O século XX inicia-se sob a égide da exposição de Paris. A Europa é o ainda o centro do mundo.  Existe uma crença ilimitada na capacidade do homem e da ciência de assegurar o progresso sem fim. A par com a adoção de novas formas de energia, a revolução tecnológica constitui outro fator de progresso.  A eletricidade faz parte desta revolução tecnológica: surge o telegrafo, o telefone, o rádio, a televisão,  e a imprensa industrializa-se com as impressoras mecânicas, e  transforma-se num meio de massas.

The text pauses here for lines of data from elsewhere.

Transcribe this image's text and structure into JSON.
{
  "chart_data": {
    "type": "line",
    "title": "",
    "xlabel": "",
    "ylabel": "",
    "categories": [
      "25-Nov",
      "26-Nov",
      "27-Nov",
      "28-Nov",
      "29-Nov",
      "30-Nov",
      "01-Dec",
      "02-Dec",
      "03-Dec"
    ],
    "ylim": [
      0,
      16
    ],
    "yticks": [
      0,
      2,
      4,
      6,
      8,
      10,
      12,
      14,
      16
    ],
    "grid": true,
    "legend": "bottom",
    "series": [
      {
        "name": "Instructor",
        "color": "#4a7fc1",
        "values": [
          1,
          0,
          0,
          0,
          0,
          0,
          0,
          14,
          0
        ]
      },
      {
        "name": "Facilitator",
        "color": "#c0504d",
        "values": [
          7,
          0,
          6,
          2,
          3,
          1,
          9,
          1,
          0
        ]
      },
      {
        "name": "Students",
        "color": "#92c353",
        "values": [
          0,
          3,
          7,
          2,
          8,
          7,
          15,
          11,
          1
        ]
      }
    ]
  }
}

A produção em série permite disponibilizar, a preços baixos, produtos até então apenas acessíveis às classes mais altas, e inicia-se um tempo de grande prosperidade. Em 1800, a Humanidade tinha mil milhões de pessoas, menos do que a atual população da China. Mas, contrariando as previsões de Malthus, tudo estava prestes a mudar: nos 200 anos seguintes a população Mundial vai multiplicar por seis. A ordem económica inspira-se nas ideias de Adam Smith. O capital, a fábrica e o proletário estão na origem de tensões e conflitos de classe que conduzem à revolução russa e à ascensão das ideologias comunistas.

As duas guerras da primeira metade do século  são ajustamentos iniciados na Europa na busca da liderança. Com o desfecho da segunda grande Guerra vai despontar a idade de Ouro e estabelecer-se definitivamente a Sociedade dos Consumidores, que iria atingir o seu esplendor na segunda metade do século XX. Ao mesmo tempo, a economia começava a crescer a um ritmo frenético, e poucos se apercebiam que poderia haver limites a esse crescimento.

Nos anos da Idade do Ouro a energia e a tecnologia sobrepõem-se ao capital e ao trabalho como fatores de produção. A velha ordem fica subvertida e os ideais comunistas sofrem um grande abalo.  O capitalismo conduz à Globalização e os economistas julgam que dominam a ciência económica e acreditam que podem assegurar  o crescimento ilimitado... Falaremos dessa Idade do Ouro, e de como as sua miragens nos trouxeram alguns amargos de boca.
 







segunda-feira, 14 de janeiro de 2013

O Choque

A publicação do relatório do FMI e o tratamento que  lhe foi dado pelos meios de comunicação social deixou os portugueses em estado de choque. Esta revelação fez-me lembrar aqueles momentos em que o médico diz a um doente que tem uma doença grave ou incurável. O doente primeiro recusa a verdade, ficará angustiado e tentará mitigá-la.  Mas depois revolta-se, em seguida deprime-se, e, finalmente, aceita.  O doente é Portugal, quer dizer somos todos nós; o FMI é o analista que traz o boletim de análise; médico ainda não temos pois ainda ninguém arranjou coragem para assumir esse papel. Todos, incluindo os membros do governo, teimam em ignorar ou fingir ignorar o assunto, e demitem-se de ser os mensageiros das más notícias.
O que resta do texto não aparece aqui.